If we put these elements together, we have something like this:

  1. The task of persuading Philoctetes is the action of the play. 
  2. It is complicated by the fact that Odysseus was the perpetrator of the original abandonment of Philoctetes.
  3. Yet Odysseus is the most capable man for the job.
  4. The outcome of the Trojan War, and, possibly, of the Greek world, hangs on whether Philoctetes can be turned around to return and fight for those who threw him away.

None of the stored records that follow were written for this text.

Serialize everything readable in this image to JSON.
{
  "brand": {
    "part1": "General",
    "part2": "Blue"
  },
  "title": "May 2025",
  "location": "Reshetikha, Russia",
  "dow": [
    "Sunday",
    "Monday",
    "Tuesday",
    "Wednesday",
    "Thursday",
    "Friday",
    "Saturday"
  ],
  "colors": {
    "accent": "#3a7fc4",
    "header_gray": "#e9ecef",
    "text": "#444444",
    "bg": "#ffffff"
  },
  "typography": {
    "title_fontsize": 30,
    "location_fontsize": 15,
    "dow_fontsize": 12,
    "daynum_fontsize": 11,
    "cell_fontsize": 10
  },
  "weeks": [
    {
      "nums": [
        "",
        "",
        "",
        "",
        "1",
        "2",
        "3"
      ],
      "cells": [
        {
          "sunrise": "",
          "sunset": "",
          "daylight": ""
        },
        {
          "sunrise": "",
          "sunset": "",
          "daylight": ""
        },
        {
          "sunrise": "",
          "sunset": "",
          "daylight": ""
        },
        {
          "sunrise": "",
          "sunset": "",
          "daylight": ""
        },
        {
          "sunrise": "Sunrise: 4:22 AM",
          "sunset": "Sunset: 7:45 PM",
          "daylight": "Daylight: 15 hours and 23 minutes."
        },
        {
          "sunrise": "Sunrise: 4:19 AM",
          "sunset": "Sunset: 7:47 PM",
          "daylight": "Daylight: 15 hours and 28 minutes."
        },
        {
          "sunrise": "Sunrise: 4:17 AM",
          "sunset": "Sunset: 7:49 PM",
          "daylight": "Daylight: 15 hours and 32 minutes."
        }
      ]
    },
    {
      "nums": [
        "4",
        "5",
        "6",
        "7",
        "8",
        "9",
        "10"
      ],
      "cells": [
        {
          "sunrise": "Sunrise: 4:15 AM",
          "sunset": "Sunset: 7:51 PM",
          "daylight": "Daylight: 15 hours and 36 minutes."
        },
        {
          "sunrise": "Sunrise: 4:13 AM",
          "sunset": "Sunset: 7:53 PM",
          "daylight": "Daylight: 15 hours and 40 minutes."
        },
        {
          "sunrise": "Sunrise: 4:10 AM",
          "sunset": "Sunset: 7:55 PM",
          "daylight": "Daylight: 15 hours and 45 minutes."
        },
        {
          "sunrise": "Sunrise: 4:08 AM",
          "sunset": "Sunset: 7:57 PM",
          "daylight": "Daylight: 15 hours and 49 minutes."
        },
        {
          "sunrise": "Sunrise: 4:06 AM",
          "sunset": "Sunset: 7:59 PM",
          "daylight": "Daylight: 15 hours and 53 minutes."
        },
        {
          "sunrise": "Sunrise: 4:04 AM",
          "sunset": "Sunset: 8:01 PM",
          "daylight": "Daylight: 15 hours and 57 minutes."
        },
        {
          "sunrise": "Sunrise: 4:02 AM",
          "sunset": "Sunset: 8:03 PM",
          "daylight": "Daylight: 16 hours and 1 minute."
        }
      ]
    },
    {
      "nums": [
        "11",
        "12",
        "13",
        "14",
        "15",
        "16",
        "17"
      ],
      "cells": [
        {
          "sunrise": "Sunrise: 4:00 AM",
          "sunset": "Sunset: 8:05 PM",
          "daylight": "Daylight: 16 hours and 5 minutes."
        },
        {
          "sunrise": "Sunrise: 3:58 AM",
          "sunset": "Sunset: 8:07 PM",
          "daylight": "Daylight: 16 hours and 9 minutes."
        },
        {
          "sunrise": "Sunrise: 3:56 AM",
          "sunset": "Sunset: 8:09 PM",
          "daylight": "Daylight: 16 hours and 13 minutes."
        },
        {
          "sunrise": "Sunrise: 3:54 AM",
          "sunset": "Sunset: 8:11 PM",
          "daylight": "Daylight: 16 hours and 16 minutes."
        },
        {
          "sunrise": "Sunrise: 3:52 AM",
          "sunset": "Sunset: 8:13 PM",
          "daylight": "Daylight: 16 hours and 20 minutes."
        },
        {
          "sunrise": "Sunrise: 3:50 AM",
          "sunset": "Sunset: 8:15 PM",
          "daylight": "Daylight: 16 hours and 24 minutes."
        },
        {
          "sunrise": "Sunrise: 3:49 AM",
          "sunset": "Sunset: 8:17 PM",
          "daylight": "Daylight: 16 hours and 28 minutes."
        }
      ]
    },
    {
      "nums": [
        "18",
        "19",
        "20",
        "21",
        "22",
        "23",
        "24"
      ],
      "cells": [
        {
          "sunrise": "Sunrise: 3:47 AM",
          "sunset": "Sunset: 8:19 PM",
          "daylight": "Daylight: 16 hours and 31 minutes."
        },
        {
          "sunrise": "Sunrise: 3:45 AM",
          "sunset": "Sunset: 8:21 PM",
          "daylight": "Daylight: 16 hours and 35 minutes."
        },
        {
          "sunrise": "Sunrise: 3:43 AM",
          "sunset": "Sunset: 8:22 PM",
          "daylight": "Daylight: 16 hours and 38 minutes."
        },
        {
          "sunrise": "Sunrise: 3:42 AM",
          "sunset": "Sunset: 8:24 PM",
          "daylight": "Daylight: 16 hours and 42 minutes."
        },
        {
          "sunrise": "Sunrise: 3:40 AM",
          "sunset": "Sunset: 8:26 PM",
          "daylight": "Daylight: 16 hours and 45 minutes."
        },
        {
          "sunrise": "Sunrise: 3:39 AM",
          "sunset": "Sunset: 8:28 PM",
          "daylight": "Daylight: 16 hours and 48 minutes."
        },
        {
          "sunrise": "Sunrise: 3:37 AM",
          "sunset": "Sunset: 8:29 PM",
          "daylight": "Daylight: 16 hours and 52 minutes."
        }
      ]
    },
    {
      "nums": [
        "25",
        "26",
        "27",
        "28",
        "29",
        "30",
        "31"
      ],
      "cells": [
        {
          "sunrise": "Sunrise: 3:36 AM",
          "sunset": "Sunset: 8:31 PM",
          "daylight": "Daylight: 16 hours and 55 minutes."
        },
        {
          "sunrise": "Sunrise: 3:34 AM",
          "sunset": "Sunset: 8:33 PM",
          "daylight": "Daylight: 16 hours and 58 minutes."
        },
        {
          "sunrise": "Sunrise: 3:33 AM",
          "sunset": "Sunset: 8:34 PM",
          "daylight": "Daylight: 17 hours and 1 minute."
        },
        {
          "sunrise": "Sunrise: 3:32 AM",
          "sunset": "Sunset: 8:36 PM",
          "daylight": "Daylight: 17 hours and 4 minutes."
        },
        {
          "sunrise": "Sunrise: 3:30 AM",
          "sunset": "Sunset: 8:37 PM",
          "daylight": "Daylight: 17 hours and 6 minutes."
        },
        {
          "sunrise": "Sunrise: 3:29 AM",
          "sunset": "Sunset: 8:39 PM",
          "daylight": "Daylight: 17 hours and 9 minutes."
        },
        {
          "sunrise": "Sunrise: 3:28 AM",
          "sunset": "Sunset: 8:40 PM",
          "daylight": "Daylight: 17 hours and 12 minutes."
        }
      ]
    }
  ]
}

In a word, what Sophocles has staged is a duel with everything at stake. If Philoctetes is the immovable object, the power of Odysseus's rhetorical and theatrical skills is the irresistible force. When we look more closely at the play's structure, we'll find the stratagems to persuade Philoctetes are scrupulously explored from every angle.

Over and over, variants of the word for persuasion (πείθω) include power, trust, truth and even obedience. Here's Neoptolemus:

What can I do, then if my pleading lacks power [δυνησόμεσθαto persuade [πείσειν] you of anything that I say? [1395]
τί δῆτ᾽ ἂν ἡμεῖς δρῷμενεἰ σέ γ᾽ ἐν λόγοις  
πείσειν δυνησόμεσθα μηδὲν ὧν λέγω 

Without the use of force, doing and saying are all that Odysseus and Neoptolemus have to work with, aren't they?

The duel of Odysseus and Philoctetes is the agon of truth and lie, of rhetoric and reality. It yields this playwright's mature meditation on the powers and limitations of words, deeds, trust, knowledge and illusion. We'll look at how this plays out in another post.